Source: Washington Times
BUENOS AIRES — Off the coast of Rio de Janeiro — below a mile of water and two miles of shifting rock, sand and salt — is an ultradeep sea of oil that could turn Brazil into the world’s fourth-largest oil producer, behind Russia, Saudi Arabia and the United States.
The country’s state-controlled oil company, Petrobras, expects to pump 4.9 million barrels a day from the country’s oil fields by 2020, with 40 percent of that coming from the seabed. One and a half million barrels will be bound for export markets.
The United States wants it, but China is getting it.

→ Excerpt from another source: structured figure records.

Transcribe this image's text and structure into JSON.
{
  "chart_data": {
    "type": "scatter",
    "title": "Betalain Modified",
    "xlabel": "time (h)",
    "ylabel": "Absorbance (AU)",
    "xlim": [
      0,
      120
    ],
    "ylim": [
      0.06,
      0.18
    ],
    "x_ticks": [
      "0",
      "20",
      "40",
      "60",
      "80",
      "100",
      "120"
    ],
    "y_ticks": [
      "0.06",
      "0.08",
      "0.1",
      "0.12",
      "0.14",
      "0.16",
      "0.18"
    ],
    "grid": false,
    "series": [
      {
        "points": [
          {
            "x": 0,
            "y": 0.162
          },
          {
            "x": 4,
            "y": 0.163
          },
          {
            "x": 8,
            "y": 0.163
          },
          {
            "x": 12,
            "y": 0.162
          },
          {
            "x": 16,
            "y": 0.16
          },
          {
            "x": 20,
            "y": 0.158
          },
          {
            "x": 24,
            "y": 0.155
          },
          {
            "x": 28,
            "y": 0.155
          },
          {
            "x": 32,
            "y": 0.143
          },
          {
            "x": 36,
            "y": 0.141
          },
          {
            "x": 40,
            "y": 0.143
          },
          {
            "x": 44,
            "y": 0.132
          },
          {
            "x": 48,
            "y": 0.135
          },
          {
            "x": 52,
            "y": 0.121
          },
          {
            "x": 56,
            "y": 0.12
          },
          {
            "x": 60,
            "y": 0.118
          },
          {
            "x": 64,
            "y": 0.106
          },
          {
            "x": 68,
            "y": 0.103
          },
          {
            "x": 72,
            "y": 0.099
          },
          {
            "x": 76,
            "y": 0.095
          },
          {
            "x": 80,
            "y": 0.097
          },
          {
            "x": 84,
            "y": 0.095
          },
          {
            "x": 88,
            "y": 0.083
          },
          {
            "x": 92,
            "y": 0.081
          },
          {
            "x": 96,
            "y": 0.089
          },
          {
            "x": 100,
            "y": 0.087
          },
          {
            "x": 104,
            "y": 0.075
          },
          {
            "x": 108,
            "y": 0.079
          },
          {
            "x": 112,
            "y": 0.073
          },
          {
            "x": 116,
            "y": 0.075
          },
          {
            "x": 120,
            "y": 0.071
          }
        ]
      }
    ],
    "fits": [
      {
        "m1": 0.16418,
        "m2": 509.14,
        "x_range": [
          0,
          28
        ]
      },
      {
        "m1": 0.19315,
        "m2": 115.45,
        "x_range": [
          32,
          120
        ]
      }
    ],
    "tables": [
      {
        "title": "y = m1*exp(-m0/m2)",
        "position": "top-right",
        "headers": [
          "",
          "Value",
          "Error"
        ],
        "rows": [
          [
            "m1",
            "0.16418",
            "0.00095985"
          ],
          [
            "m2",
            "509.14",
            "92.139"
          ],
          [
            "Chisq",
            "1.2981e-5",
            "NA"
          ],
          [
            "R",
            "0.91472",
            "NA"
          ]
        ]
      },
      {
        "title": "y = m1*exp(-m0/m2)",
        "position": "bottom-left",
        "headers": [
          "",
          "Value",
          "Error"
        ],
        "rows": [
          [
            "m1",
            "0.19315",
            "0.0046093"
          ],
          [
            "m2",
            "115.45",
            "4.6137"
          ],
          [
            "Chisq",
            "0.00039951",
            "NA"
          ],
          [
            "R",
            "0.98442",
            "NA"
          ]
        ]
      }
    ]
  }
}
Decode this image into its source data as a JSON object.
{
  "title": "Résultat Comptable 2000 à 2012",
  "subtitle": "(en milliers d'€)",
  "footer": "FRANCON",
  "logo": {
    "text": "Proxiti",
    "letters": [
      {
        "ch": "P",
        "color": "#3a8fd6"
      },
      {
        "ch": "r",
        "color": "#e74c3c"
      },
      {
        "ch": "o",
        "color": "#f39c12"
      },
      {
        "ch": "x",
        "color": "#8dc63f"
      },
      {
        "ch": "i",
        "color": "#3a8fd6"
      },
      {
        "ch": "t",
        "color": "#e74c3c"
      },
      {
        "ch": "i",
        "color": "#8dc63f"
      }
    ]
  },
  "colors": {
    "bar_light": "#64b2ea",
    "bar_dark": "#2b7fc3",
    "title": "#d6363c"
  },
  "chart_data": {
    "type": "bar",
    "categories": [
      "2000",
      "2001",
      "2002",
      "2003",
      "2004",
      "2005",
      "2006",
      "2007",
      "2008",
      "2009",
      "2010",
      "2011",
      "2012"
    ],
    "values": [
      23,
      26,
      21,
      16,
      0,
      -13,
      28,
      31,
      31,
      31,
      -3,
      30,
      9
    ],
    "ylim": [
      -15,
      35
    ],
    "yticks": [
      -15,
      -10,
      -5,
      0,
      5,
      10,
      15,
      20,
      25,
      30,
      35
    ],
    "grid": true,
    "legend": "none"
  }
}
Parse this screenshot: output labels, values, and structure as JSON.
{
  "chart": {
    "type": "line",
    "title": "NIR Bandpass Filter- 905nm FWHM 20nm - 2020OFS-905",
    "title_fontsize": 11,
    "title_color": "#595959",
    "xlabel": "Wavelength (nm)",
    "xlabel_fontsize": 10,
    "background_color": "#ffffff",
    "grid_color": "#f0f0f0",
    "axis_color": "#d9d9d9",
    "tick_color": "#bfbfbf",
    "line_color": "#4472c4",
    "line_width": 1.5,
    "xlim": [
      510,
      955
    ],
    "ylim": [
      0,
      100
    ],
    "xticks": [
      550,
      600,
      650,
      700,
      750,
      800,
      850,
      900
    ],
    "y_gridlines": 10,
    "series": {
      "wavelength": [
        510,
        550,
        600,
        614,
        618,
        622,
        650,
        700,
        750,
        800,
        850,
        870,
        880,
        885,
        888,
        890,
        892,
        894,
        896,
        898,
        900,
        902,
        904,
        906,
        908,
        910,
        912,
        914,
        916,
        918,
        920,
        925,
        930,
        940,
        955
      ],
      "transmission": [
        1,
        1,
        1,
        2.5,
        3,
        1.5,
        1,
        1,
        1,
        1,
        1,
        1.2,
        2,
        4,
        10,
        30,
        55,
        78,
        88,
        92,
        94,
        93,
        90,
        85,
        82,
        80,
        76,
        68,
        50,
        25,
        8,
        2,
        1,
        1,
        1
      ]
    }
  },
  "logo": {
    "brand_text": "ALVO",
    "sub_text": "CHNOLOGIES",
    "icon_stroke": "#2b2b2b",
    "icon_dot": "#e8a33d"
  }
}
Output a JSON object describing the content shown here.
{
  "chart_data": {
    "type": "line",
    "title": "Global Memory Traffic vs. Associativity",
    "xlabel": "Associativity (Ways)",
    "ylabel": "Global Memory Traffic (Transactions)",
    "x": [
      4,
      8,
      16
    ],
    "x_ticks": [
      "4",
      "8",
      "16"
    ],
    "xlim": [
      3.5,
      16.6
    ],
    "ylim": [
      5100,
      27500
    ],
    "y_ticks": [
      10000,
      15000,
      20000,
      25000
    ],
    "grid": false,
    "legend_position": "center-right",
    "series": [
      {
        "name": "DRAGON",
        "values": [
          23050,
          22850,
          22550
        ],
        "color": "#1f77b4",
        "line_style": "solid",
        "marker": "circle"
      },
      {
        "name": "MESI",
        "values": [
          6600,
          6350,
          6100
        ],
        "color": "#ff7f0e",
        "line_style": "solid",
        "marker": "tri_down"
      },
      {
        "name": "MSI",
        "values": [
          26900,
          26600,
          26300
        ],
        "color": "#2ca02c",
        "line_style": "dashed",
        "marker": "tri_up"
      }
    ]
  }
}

Less than a month after President Obama visited Brazil in March to make a pitch for oil, Brazilian President Dilma Rousseff was off to Beijing to sign oil contracts with two huge state-owned Chinese companies.
The deals are part of a growing oil relationship between the two countries that, thanks to a series of billion-dollar agreements, is giving China greater influence over Brazil’s oil frontier.
Chinese oil companies are pushing to meet mandatory expansion targets by inking deals across Africa and Latin America, but they are especially interested in Brazil.
“With the Lula and Carioca discoveries alone, Brazil added a possible 38 billion barrels of estimated recoverable oil,” said Luis Giusti, a former president of Venezuela’s state oil company, PDVSA, referring to the new Brazilian oil fields.